Teaching English for business communication skills, writing online for learners, translating, sailing whenever I can, from Washington, D.C.

8 thoughts on “The top 25 mistakes Germans make in English”

  1. That about covers it, doesn’t it. If I had a dollar / euro for every time…

    Sometimes the temptation is to give up trying to change them. Maybe it will become standard English as some point anyway. Besides, it’s only matched by the mistakes native English speakers make in our own language. Discussion forums on the Internet frequently make you want to cringe.

  2. Hi Anne,
    Did you send this to Kate, b.t.w. for Meltanews?
    It’d be interesting for all those souls who haven’t, perhaps, discovered
    the Island weekly. I’ll use it as a warmer in our lesson this morning.
    Cheers,
    Joan

  3. Americans (and increasingly English speakers) seem to like using adjectives rather than adverbs these days, e.g. ‘He drives real slow.’ – rather than ‘He drives really slowly.’

    My question is though is this acceptable in formal, academic writing in the US?

    I ask because my sister-in-law often asks me to proofread articles she writes for American medical journals and we can’t agree on whether ‘professional-led psychoeducational relatives’ groups’ is correct or not.

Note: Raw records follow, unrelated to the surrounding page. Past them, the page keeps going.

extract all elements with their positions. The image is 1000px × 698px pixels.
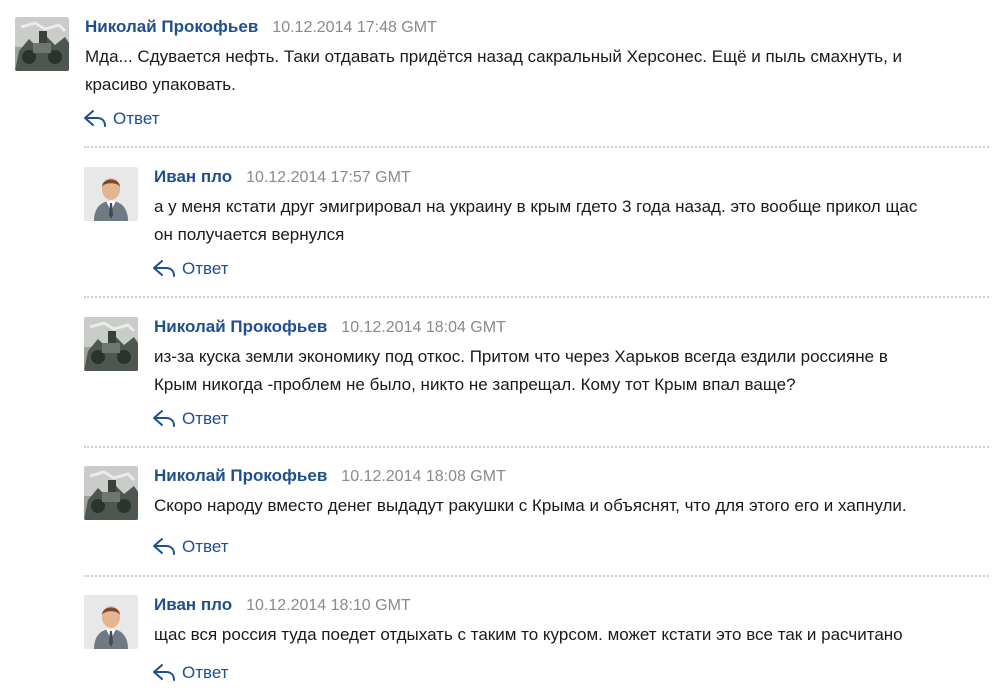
author-name[interactable]: Николай Прокофьев — [85, 17, 258, 36]
comment-header: Николай Прокофьев 10.12.2014 18:08 GMT — [154, 466, 506, 487]
reply-arrow-icon — [152, 662, 176, 682]
avatar[interactable] — [84, 317, 138, 371]
comment-date: 10.12.2014 18:08 GMT — [341, 468, 506, 485]
author-name[interactable]: Николай Прокофьев — [154, 317, 327, 336]
avatar[interactable] — [15, 17, 69, 71]
reply-arrow-icon — [83, 108, 107, 128]
comment-text: а у меня кстати друг эмигрировал на укра… — [154, 197, 918, 244]
reply-label: Ответ — [182, 663, 229, 682]
separator — [84, 446, 989, 448]
comment-text: Мда... Сдувается нефть. Таки отдавать пр… — [85, 47, 903, 94]
comment: Иван пло 10.12.2014 18:10 GMT щас вся рос… — [84, 595, 990, 690]
avatar-photo — [84, 317, 138, 371]
comment-date: 10.12.2014 17:57 GMT — [246, 169, 411, 186]
separator — [84, 146, 989, 148]
author-name[interactable]: Николай Прокофьев — [154, 466, 327, 485]
author-name[interactable]: Иван пло — [154, 595, 232, 614]
comment: Николай Прокофьев 10.12.2014 17:48 GMT Мд… — [15, 17, 990, 129]
comment-text: щас вся россия туда поедет отдыхать с та… — [154, 625, 903, 644]
avatar-default-user-icon — [84, 595, 138, 649]
comment: Николай Прокофьев 10.12.2014 18:08 GMT Ск… — [84, 466, 990, 561]
avatar[interactable] — [84, 595, 138, 649]
comment-header: Николай Прокофьев 10.12.2014 18:04 GMT — [154, 317, 506, 338]
comment-header: Иван пло 10.12.2014 17:57 GMT — [154, 167, 411, 188]
comment-date: 10.12.2014 18:10 GMT — [246, 597, 411, 614]
author-name[interactable]: Иван пло — [154, 167, 232, 186]
reply-button[interactable]: Ответ — [152, 258, 229, 279]
avatar[interactable] — [84, 167, 138, 221]
reply-arrow-icon — [152, 408, 176, 428]
comment: Иван пло 10.12.2014 17:57 GMT а у меня кс… — [84, 167, 990, 279]
reply-arrow-icon — [152, 536, 176, 556]
avatar-default-user-icon — [84, 167, 138, 221]
reply-button[interactable]: Ответ — [152, 408, 229, 429]
avatar-photo — [15, 17, 69, 71]
reply-button[interactable]: Ответ — [152, 536, 229, 557]
reply-button[interactable]: Ответ — [152, 662, 229, 683]
separator — [84, 575, 989, 577]
comment-text: из-за куска земли экономику под откос. П… — [154, 347, 888, 394]
reply-label: Ответ — [182, 537, 229, 556]
reply-label: Ответ — [182, 409, 229, 428]
avatar-photo — [84, 466, 138, 520]
avatar[interactable] — [84, 466, 138, 520]
comment-thread: Николай Прокофьев 10.12.2014 17:48 GMT Мд… — [0, 0, 1000, 698]
comment-date: 10.12.2014 17:48 GMT — [272, 19, 437, 36]
comment: Николай Прокофьев 10.12.2014 18:04 GMT из… — [84, 317, 990, 429]
reply-arrow-icon — [152, 258, 176, 278]
comment-date: 10.12.2014 18:04 GMT — [341, 319, 506, 336]
reply-label: Ответ — [113, 109, 160, 128]
reply-label: Ответ — [182, 259, 229, 278]
comment-text: Скоро народу вместо денег выдадут ракушк… — [154, 496, 907, 515]
separator — [84, 296, 989, 298]
comment-header: Николай Прокофьев 10.12.2014 17:48 GMT — [85, 17, 437, 38]
reply-button[interactable]: Ответ — [83, 108, 160, 129]
comment-header: Иван пло 10.12.2014 18:10 GMT — [154, 595, 411, 616]
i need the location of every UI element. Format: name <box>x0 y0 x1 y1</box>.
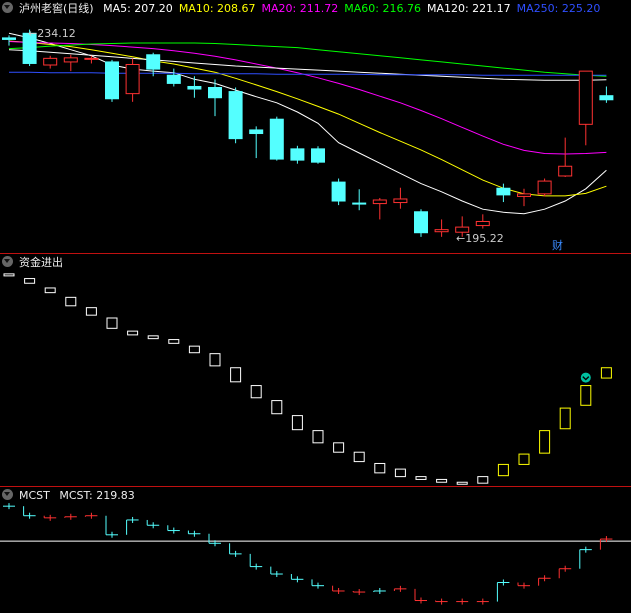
fund-bar <box>250 385 262 399</box>
fund-bar <box>456 481 468 485</box>
financial-event-badge[interactable]: 财 <box>552 237 563 253</box>
fund-bar <box>147 335 159 340</box>
fund-bar <box>477 476 489 484</box>
candle-body <box>84 57 99 60</box>
fund-bar <box>271 400 283 415</box>
candle-body <box>208 87 222 99</box>
fund-bar <box>559 407 571 430</box>
fund-bar <box>24 278 36 284</box>
low-price-value: 195.22 <box>465 232 504 245</box>
fund-bar <box>188 345 200 354</box>
candle-body <box>331 181 346 202</box>
candle-body <box>166 74 181 84</box>
fund-bar <box>312 430 324 444</box>
candle-body <box>228 91 243 140</box>
candle-body <box>43 57 58 66</box>
mcst-panel: MCST MCST: 219.83 <box>0 487 631 613</box>
candle-body <box>146 54 161 70</box>
fund-bar <box>497 463 509 477</box>
fund-bar <box>44 287 56 294</box>
candle-body <box>372 199 387 205</box>
fund-bar <box>436 478 448 483</box>
fund-bar <box>3 273 15 277</box>
candle-body <box>599 95 614 101</box>
fund-bar <box>106 317 118 329</box>
candle-body <box>434 229 449 233</box>
fund-bar <box>168 339 180 344</box>
low-price-marker: ←195.22 <box>456 232 504 245</box>
fund-flow-panel: 资金进出 <box>0 254 631 486</box>
fund-bar <box>518 453 530 465</box>
fund-bar <box>353 451 365 463</box>
fund-bar <box>65 296 77 307</box>
fund-bar <box>600 367 612 379</box>
ma-line-ma20 <box>8 41 607 155</box>
candle-body <box>475 220 490 227</box>
candle-body <box>537 180 552 195</box>
fund-bar <box>580 385 592 406</box>
fund-bar <box>539 430 551 454</box>
fund-bar <box>333 442 345 453</box>
fund-bar <box>85 307 97 316</box>
fund-flow-chart[interactable] <box>0 254 631 486</box>
buy-signal-icon <box>580 372 591 383</box>
fund-bar <box>127 330 139 336</box>
ma-line-ma5 <box>8 32 607 215</box>
candle-body <box>2 37 16 40</box>
candle-body <box>578 70 593 125</box>
candle-body <box>249 129 264 135</box>
candle-body <box>63 57 78 63</box>
candle-body <box>187 85 202 90</box>
price-panel: 泸州老窖(日线) MA5: 207.20 MA10: 208.67 MA20: 21… <box>0 0 631 253</box>
ma-line-ma60 <box>8 42 607 77</box>
high-price-marker: ←234.12 <box>28 27 76 40</box>
candle-body <box>125 63 140 95</box>
candle-body <box>105 61 119 100</box>
candlestick-chart[interactable] <box>0 0 631 253</box>
fund-bar <box>374 462 386 474</box>
fund-bar <box>394 468 406 478</box>
candle-body <box>414 211 428 234</box>
candle-body <box>311 148 325 163</box>
candle-body <box>558 165 573 177</box>
fund-bar <box>209 353 221 367</box>
mcst-chart[interactable] <box>0 487 631 613</box>
high-price-value: 234.12 <box>37 27 76 40</box>
candle-body <box>496 187 511 196</box>
fund-bar <box>230 367 242 383</box>
candle-body <box>352 202 367 205</box>
candle-body <box>517 193 531 197</box>
candle-body <box>269 118 284 160</box>
candle-body <box>290 148 305 161</box>
ma-line-ma10 <box>8 40 607 197</box>
fund-bar <box>291 415 303 431</box>
candle-body <box>393 198 408 204</box>
fund-bar <box>415 476 427 480</box>
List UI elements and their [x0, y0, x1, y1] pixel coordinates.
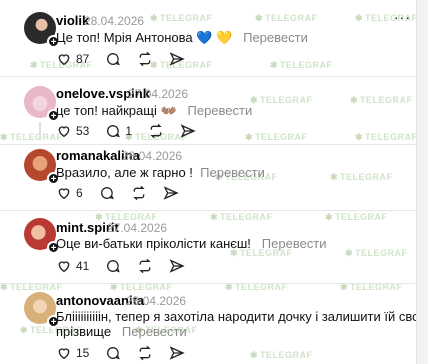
send-icon	[163, 186, 179, 200]
share-button[interactable]	[180, 123, 196, 139]
comment-icon	[107, 124, 121, 138]
comment-actions: 15	[56, 344, 201, 362]
avatar[interactable]: +	[24, 149, 60, 185]
watermark: ✱ TELEGRAF	[0, 132, 63, 142]
like-count: 15	[76, 346, 90, 360]
share-button[interactable]	[169, 345, 186, 361]
translate-link[interactable]: Перевести	[243, 30, 308, 45]
comment-actions: 87	[56, 50, 201, 68]
avatar[interactable]: +	[24, 12, 60, 48]
watermark: ✱ TELEGRAF	[250, 350, 313, 360]
like-button[interactable]: 15	[56, 345, 89, 361]
repost-icon	[139, 51, 151, 67]
comments-panel: ✱ TELEGRAF ✱ TELEGRAF ✱ TELEGRAF ✱ TELEGRAF …	[0, 0, 426, 364]
comment-date: 27.04.2026	[107, 221, 168, 235]
like-count: 53	[76, 124, 90, 138]
watermark: ✱ TELEGRAF	[345, 248, 408, 258]
thread-line	[39, 122, 41, 140]
repost-icon	[133, 185, 145, 201]
repost-icon	[150, 123, 162, 139]
comment-text: це топ! найкращі 👐🏽 Перевести	[56, 103, 253, 118]
scrollbar-track[interactable]	[416, 0, 428, 364]
repost-button[interactable]	[148, 123, 164, 139]
comment-actions: 41	[56, 257, 201, 275]
watermark: ✱ TELEGRAF	[330, 172, 393, 182]
like-button[interactable]: 41	[56, 258, 89, 274]
like-count: 41	[76, 259, 90, 273]
comment-date: 27.04.2026	[128, 87, 189, 101]
comment-text-line1: Бліііііііііін, тепер я захотіла народити…	[56, 309, 426, 324]
more-options-icon[interactable]: ···	[394, 9, 411, 25]
like-button[interactable]: 53	[56, 123, 89, 139]
watermark: ✱ TELEGRAF	[250, 95, 313, 105]
comment-date: 28.04.2026	[122, 149, 183, 163]
comment-text: Це топ! Мрія Антонова 💙 💛 Перевести	[56, 30, 308, 45]
translate-link[interactable]: Перевести	[122, 324, 187, 339]
send-icon	[180, 124, 196, 138]
share-button[interactable]	[169, 258, 186, 274]
watermark: ✱ TELEGRAF	[325, 212, 388, 222]
comment-icon	[100, 186, 114, 200]
share-button[interactable]	[163, 185, 179, 201]
watermark: ✱ TELEGRAF	[270, 60, 333, 70]
watermark: ✱ TELEGRAF	[255, 13, 318, 23]
watermark: ✱ TELEGRAF	[210, 212, 273, 222]
heart-icon	[58, 261, 70, 273]
repost-button[interactable]	[137, 345, 153, 361]
comment-date: 28.04.2026	[84, 14, 145, 28]
heart-icon	[58, 54, 70, 66]
translate-link[interactable]: Перевести	[188, 103, 253, 118]
avatar[interactable]: +	[24, 218, 60, 254]
comment-text-line2: прізвище Перевести	[56, 324, 187, 339]
comment-actions: 53 1	[56, 122, 212, 140]
reply-button[interactable]: 1	[105, 123, 132, 139]
comment-icon	[107, 346, 121, 360]
avatar[interactable]: +	[24, 292, 60, 328]
comment-date: 28.04.2026	[126, 294, 187, 308]
divider	[0, 144, 416, 145]
reply-count: 1	[125, 124, 133, 138]
reply-button[interactable]	[99, 185, 115, 201]
share-button[interactable]	[169, 51, 186, 67]
reply-button[interactable]	[105, 51, 121, 67]
like-button[interactable]: 6	[56, 185, 83, 201]
repost-button[interactable]	[137, 258, 153, 274]
comment-text: Вразило, але ж гарно ! Перевести	[56, 165, 265, 180]
like-count: 6	[76, 186, 83, 200]
reply-button[interactable]	[105, 258, 121, 274]
heart-icon	[58, 188, 70, 200]
repost-icon	[139, 345, 151, 361]
repost-button[interactable]	[137, 51, 153, 67]
repost-button[interactable]	[131, 185, 147, 201]
watermark: ✱ TELEGRAF	[150, 13, 213, 23]
send-icon	[169, 259, 186, 273]
divider	[0, 283, 416, 284]
heart-icon	[58, 348, 70, 360]
like-count: 87	[76, 52, 90, 66]
comment-icon	[107, 259, 121, 273]
divider	[0, 76, 416, 77]
divider	[0, 210, 416, 211]
repost-icon	[139, 258, 151, 274]
heart-icon	[58, 126, 70, 138]
reply-button[interactable]	[105, 345, 121, 361]
send-icon	[169, 346, 186, 360]
watermark: ✱ TELEGRAF	[350, 95, 413, 105]
watermark: ✱ TELEGRAF	[355, 132, 418, 142]
comment-icon	[107, 52, 121, 66]
comment-actions: 6	[56, 184, 195, 202]
translate-link[interactable]: Перевести	[200, 165, 265, 180]
watermark: ✱ TELEGRAF	[245, 132, 308, 142]
avatar[interactable]: +	[24, 86, 60, 122]
comment-text: Оце ви-батьки пріколісти канєш! Перевест…	[56, 236, 327, 251]
send-icon	[169, 52, 186, 66]
like-button[interactable]: 87	[56, 51, 89, 67]
translate-link[interactable]: Перевести	[262, 236, 327, 251]
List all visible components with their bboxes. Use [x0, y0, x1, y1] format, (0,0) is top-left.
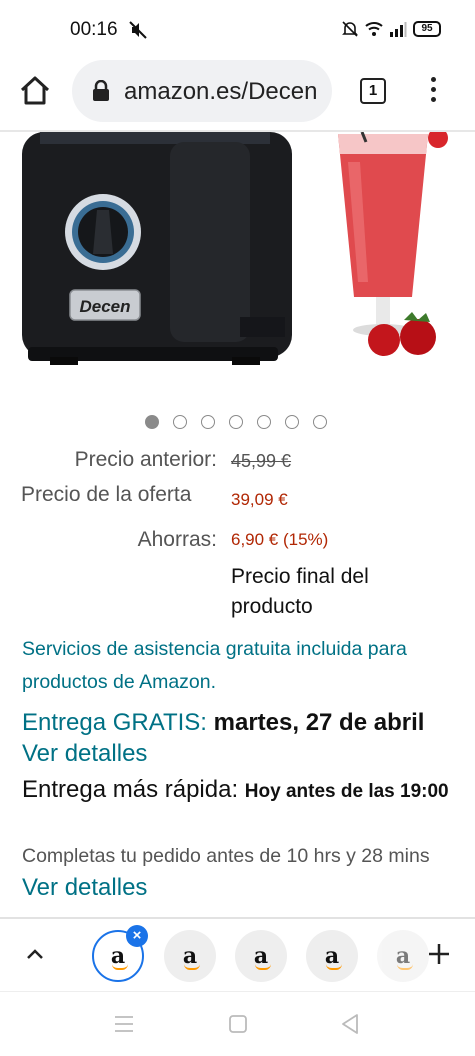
faster-delivery-label: Entrega más rápida: — [22, 776, 239, 803]
free-delivery-info: Entrega GRATIS: martes, 27 de abril Ver … — [22, 707, 462, 769]
status-time: 00:16 — [70, 19, 118, 40]
delivery-details-link[interactable]: Ver detalles — [22, 740, 147, 767]
new-tab-icon[interactable] — [426, 941, 452, 967]
amazon-logo-icon: a — [111, 945, 128, 970]
carousel-dot[interactable] — [313, 415, 327, 429]
free-delivery-label: Entrega GRATIS: — [22, 709, 207, 736]
wifi-icon — [365, 22, 383, 36]
carousel-dot[interactable] — [173, 415, 187, 429]
tab-amazon[interactable]: a — [164, 930, 216, 982]
brand-logo: Decen — [79, 297, 130, 316]
faster-delivery-time: Hoy antes de las 19:00 — [244, 781, 449, 802]
amazon-logo-icon: a — [396, 945, 413, 970]
amazon-logo-icon: a — [325, 945, 342, 970]
recents-icon[interactable] — [114, 1015, 134, 1033]
status-icons: 95 — [341, 20, 441, 38]
savings-value: 6,90 € (15%) — [231, 530, 329, 549]
system-home-icon[interactable] — [228, 1014, 248, 1034]
back-icon[interactable] — [340, 1013, 360, 1035]
product-photo: Decen — [22, 132, 448, 365]
tab-amazon[interactable]: a — [306, 930, 358, 982]
offer-price-value: 39,09 € — [231, 490, 288, 509]
strawberry — [400, 319, 436, 355]
order-cutoff-text: Completas tu pedido antes de 10 hrs y 28… — [22, 845, 430, 867]
final-price-note: Precio final del producto — [231, 565, 369, 618]
battery-indicator: 95 — [413, 21, 441, 37]
order-cutoff-info: Completas tu pedido antes de 10 hrs y 28… — [22, 841, 462, 905]
mute-icon — [129, 21, 147, 39]
smoothie-glass — [338, 134, 428, 297]
previous-price-label: Precio anterior: — [74, 448, 217, 471]
carousel-dot[interactable] — [229, 415, 243, 429]
image-carousel-dots — [145, 415, 327, 429]
previous-price-value: 45,99 € — [231, 451, 292, 471]
savings-label: Ahorras: — [137, 528, 217, 551]
system-nav-bar — [0, 991, 475, 1056]
product-image[interactable]: Decen — [0, 132, 475, 394]
home-icon[interactable] — [18, 74, 52, 108]
carousel-dot[interactable] — [201, 415, 215, 429]
tab-amazon[interactable]: a — [377, 930, 429, 982]
strawberry — [368, 324, 400, 356]
signal-icon — [390, 22, 407, 37]
browser-toolbar: amazon.es/Decen 1 — [0, 58, 475, 130]
tab-amazon[interactable]: a — [235, 930, 287, 982]
url-bar[interactable]: amazon.es/Decen — [72, 60, 332, 122]
carousel-dot[interactable] — [257, 415, 271, 429]
tab-switcher-button[interactable]: 1 — [360, 78, 386, 104]
faster-delivery-info: Entrega más rápida: Hoy antes de las 19:… — [22, 773, 462, 808]
bell-off-icon — [342, 21, 358, 37]
free-delivery-date: martes, 27 de abril — [213, 709, 425, 736]
cutoff-details-link[interactable]: Ver detalles — [22, 874, 147, 901]
lock-icon — [93, 80, 109, 101]
services-link[interactable]: Servicios de asistencia gratuita incluid… — [22, 633, 452, 699]
amazon-logo-icon: a — [254, 945, 271, 970]
status-bar: 00:16 95 — [0, 0, 475, 58]
amazon-logo-icon: a — [183, 945, 200, 970]
offer-price-label: Precio de la oferta — [21, 483, 192, 506]
close-tab-icon[interactable]: × — [126, 925, 148, 947]
tab-strip: a × a a a a — [0, 919, 475, 991]
chevron-up-icon[interactable] — [24, 943, 46, 965]
overflow-menu-icon[interactable] — [425, 74, 441, 108]
url-text[interactable]: amazon.es/Decen — [124, 78, 324, 106]
carousel-dot[interactable] — [285, 415, 299, 429]
carousel-dot[interactable] — [145, 415, 159, 429]
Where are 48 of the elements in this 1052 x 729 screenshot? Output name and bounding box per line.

    I say it is not correct and she should say ‘professionally-led’, but she has told me her counterparts in the US all say and write ‘professional-led’.

    Hmm….

  4. Hi John,
    Nice of you to stop by :-)
    In your sister in law’s case, she could theoretically argue that it’s a compund noun:
    a company managed by the owner = owner-managed
    an organization led by a professional/professionals = professional-led
    Using adjectives instead of adverbs is considered an error in the States, but it’s widespread.
    However, sometimes it’s a part of ellipsis, e.g. “I hear you, loud and clear” = “I hear you (and you are) loud and clear.” And that’s OK, isn’t it?
    But you’re right. Lots of sloppy usage out there. My pet peeve is “How are you?” “I’m good.” Augh!

  5. Hi Sascha,
    If you mouse over the words in blue, can you see the correct version? I’m not sure, perhaps it doesn’t work on every browser…
    Here you are, anyway:

    1. I was born in Berlin.
    2. We are meeting next week.
    3. I have been living here since 1998.
    4. I moved here 6 years ago.
    5. I lived in Halle until 1997.
    6. We often have meetings in Frankfurt.
    7. We our new headquarters in Potsdam.
    8. Can you lend me your pen?
    9. I work for Audi.
    10. I’m looking forward to seeing you.
    11. How long have you been working here?
    12. I am used to solving problems.
    13. Right now I am taking a course in English.
    14. I’ll call you back in 5 minutes.
    15. Our new head of department has been here for six months.
    16. Dr Big wants me to come in to work on Saturday.
    17. My husband has his own company.
    18. Dr Big is not at his desk right now.
    19. Sorry, but he’s busy at the moment.
    20. I drive to work (by car).
    21. I haven’t seen her lately.
    22. I have to leave now, but I’ll do it first thing tomorrow morning.
    23. Would you like some more coffee?
    24. You can walk / get downtown on foot.
    25. I need your confirmation by Friday at the latest.